Third Sunday of Advent
John 1:6-8, 19-28
God has called John to an important work. John “came as a witness that he might testify about the light” .
This gospel makes it clear that John the Baptist is subordinate to Jesus. John “was not the light, but was sent that he might testify about the light”. Our purpose is not to draw attention to ourselves, but to point to the risen Christ.
Priests and Levites are religious professionals—men who handle holy objects and conduct holy services. The dialogue between John and these men from Jerusalem takes on the flavor of an interrogation. Apparently John is aware of talk that Jesus is the Messiah, and wants to curb rumors before they go any further.
“I am the voice of one crying in the wilderness, ‘Make straight the way of the Lord,’ as Isaiah the prophet said”. God has sent John to call the people to “make straight the way of the Lord.” What does it mean to “make straight the way of the Lord”? A straight highway is much easier and faster to travel than a route that has lots of hills and twists and turns.
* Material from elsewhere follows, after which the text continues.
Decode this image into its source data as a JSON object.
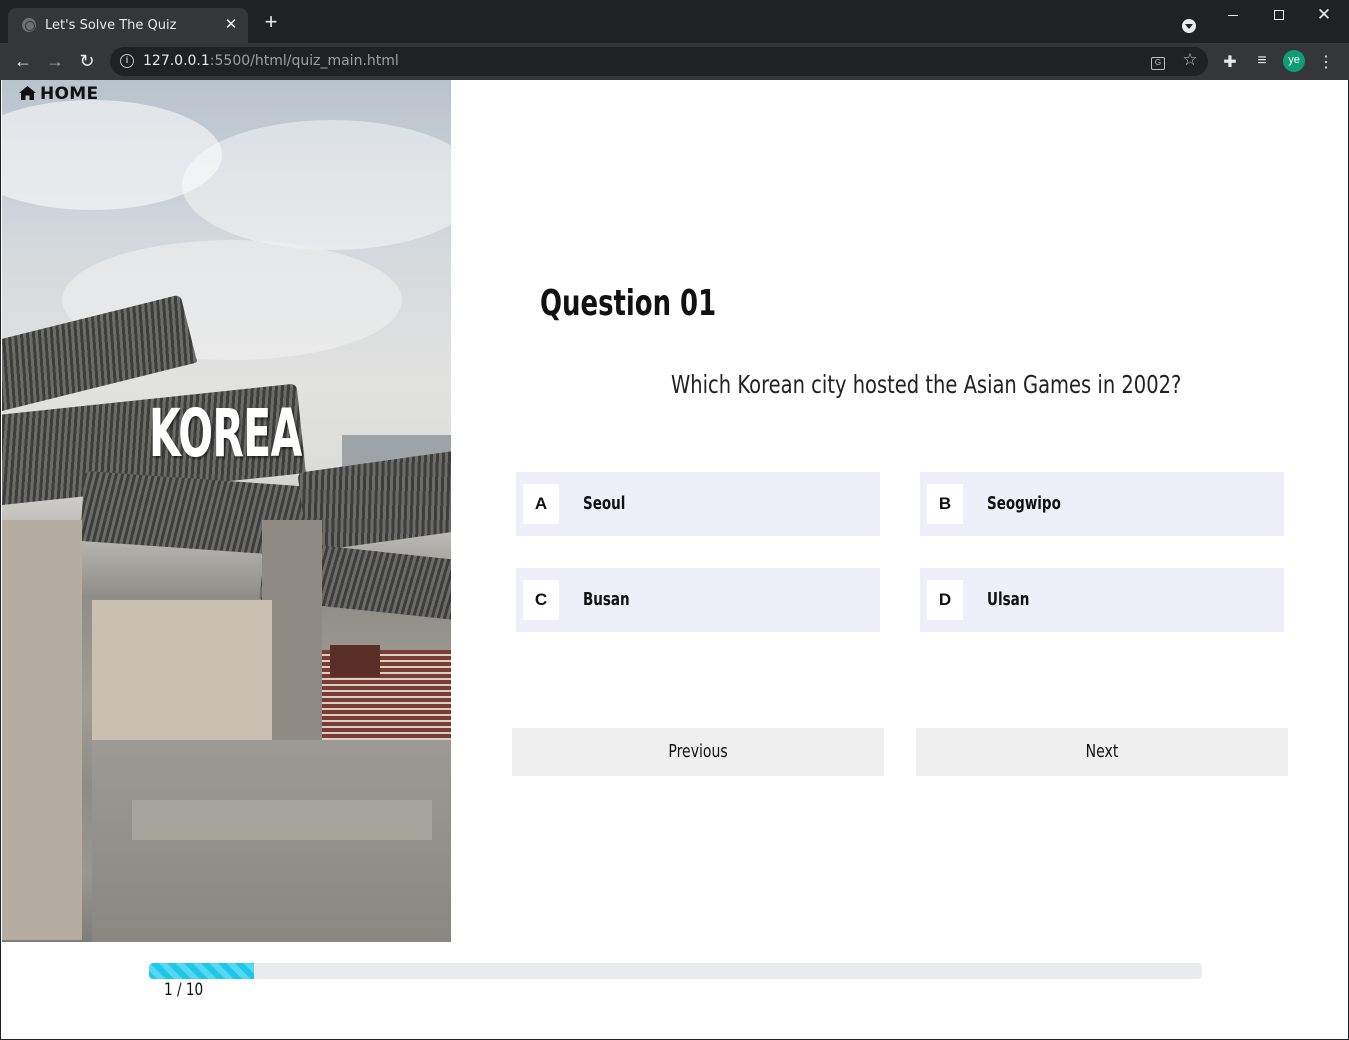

When John says, “I baptize with water,” we expect him to say that the one who is coming will baptize with the Holy Spirit or fire—but instead he uses the opportunity to simply bear witness to the greatness of the one who is to come. John says what he is not. He is “not worthy to loosen the strap of (Jesus’) sandal,” a menial task required only of Gentile slaves. John is saying that the degree of difference between him and the one who is already in their midst is greater than that between a master and the lowliest slave. We have to admire John’s courage, because his questioners are clearly hostile, but John pulls no punches in his witness to Christ.